On ne peut imaginer quelle force, quelle activité, quel enthousiasme, quel courage peut répandre dans le peuple cet esprit de bienveillance, et combien il intéresse toute la nation à la communauté ; j'ai du plaisir à dire qu'en France on en a Ve des exemples plus d'une fois : la bienveillance est le seul remède aux abus inévitables dans ces gouvernements qui, par leurs constitutions, laissent le moins de liberté aux citoyens et le moins d'égalité entr'eux. Les lois constitutives et civiles inspireront moins la bienveillance que la conduite du législateur, et les formes avec lesquelles on annonce et on exécute ses volontés.

Le législateur excitera le sentiment de l'honneur, c'est-à-dire le désir de l'estime de soi-même et des autres, le désir d'être honoré, d'avoir des honneurs. C'est un ressort nécessaire dans tous les gouverne ments ; mais le législateur aura soin que ce sentiment soit comme à Sparte et à Rome, uni à l'esprit de communauté, et que le citoyen attaché à son propre honneur et à sa propre gloire, le sait, s'il se peut, davantage à l'honneur et à la gloire de sa patrie. Il y avait à Rome un temple de l'honneur, mais on ne pouvait y entrer qu'en passant par le temple de la vertu. Le sentiment de l'honneur séparé de l'amour de la patrie, peut rendre les citoyens capables de grands efforts pour elle, mais il ne les unit pas entr'eux, au contraire il multiplie pour eux les objets de jalousie : l'intérêt de l'état est quelquefois sacrifié à l'honneur d'un seul citoyen, et l'honneur les porte tous plus à se distinguer les uns des autres, qu'à concourir sous le joug des devoirs au maintien des lois et au bien général.

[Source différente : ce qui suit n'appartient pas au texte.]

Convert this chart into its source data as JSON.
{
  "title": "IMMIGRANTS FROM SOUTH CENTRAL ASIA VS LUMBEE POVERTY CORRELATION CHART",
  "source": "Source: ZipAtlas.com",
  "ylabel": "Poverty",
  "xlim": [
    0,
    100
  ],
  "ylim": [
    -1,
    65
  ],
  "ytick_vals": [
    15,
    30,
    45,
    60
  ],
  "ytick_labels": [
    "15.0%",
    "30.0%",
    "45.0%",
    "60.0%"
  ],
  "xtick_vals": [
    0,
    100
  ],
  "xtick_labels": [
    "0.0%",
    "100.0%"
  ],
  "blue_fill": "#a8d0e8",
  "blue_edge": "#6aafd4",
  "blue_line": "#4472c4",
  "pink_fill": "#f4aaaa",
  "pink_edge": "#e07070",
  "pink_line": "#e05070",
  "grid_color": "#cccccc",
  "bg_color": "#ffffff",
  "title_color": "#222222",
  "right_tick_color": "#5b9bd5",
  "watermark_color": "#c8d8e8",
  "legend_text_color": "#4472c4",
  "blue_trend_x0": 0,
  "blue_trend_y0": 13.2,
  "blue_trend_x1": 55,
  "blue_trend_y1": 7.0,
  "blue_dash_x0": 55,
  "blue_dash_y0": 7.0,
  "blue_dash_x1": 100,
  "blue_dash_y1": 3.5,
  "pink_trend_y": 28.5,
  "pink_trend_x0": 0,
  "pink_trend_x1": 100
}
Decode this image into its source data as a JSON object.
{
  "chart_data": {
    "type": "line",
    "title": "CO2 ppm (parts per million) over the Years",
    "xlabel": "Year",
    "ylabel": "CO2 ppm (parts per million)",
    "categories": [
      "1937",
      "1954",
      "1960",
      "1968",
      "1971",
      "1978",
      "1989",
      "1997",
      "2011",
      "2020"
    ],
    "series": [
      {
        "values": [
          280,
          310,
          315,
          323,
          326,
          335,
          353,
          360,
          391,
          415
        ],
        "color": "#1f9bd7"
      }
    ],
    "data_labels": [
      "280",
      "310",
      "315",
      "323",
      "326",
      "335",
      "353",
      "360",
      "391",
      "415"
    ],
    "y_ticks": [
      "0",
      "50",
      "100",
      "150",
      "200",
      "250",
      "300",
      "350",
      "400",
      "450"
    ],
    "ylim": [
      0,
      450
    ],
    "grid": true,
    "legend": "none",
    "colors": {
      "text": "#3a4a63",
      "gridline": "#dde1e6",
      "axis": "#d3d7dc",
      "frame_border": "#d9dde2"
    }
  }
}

Le législateur doit-il faire usage de la religion comme d'un ressort principal dans la machine du gouvernement ?

Si cette religion est fausse, les lumières en se répandant parmi les hommes feront connaître sa fausseté, non pas à la dernière classe du peuple, mais aux premiers ordres des citoyens, c'est-à-dire aux hommes destinés à conduire les autres, et qui leur doivent l'exemple du patriotisme et des vertus : or si la religion avait été la source de leurs vertus, une fois désabusés de cette religion, on les verrait changer leurs mœurs, ils perdraient un frein et un motif, et ils seraient détrompés.

Si cette religion est la vraie, il peut s'y mêler de nouveaux dogmes, de nouvelles opinions : et cette nouvelle manière de penser peut être opposée au gouvernement. Or si le peuple est accoutumé d'obéir par la force de la religion plus que par celle des lais, il suivra le torrent de ses opinions, et il renversera la constitution de l'état, ou il n'en suivra plus l'impulsion. Quels ravages n'ont pas fait en Vestphalie les Anabatistes ! Le carême des Abissins les affoiblissait au point de les rendre incapables de soutenir les travaux de la guerre. Ne sont-ce pas les Puritains qui ont conduit le malheureux Charles I. sur l'échafaud ? Les Juifs n'osaient combattre le jour du sabat.

Si le législateur fait de la religion un ressort principal de l'état, il donne nécessairement trop de crédit aux prêtres qui prendront bientôt de l'ambition. Dans les pays où le législateur a pour ainsi dire amalgamé la religion avec le gouvernement, on a Ve les prêtres devenus importants, favoriser le despotisme pour augmenter leur propre autorité, et cette autorité une fois établie, menacer le despotisme et lui disputer la servitude des peuples.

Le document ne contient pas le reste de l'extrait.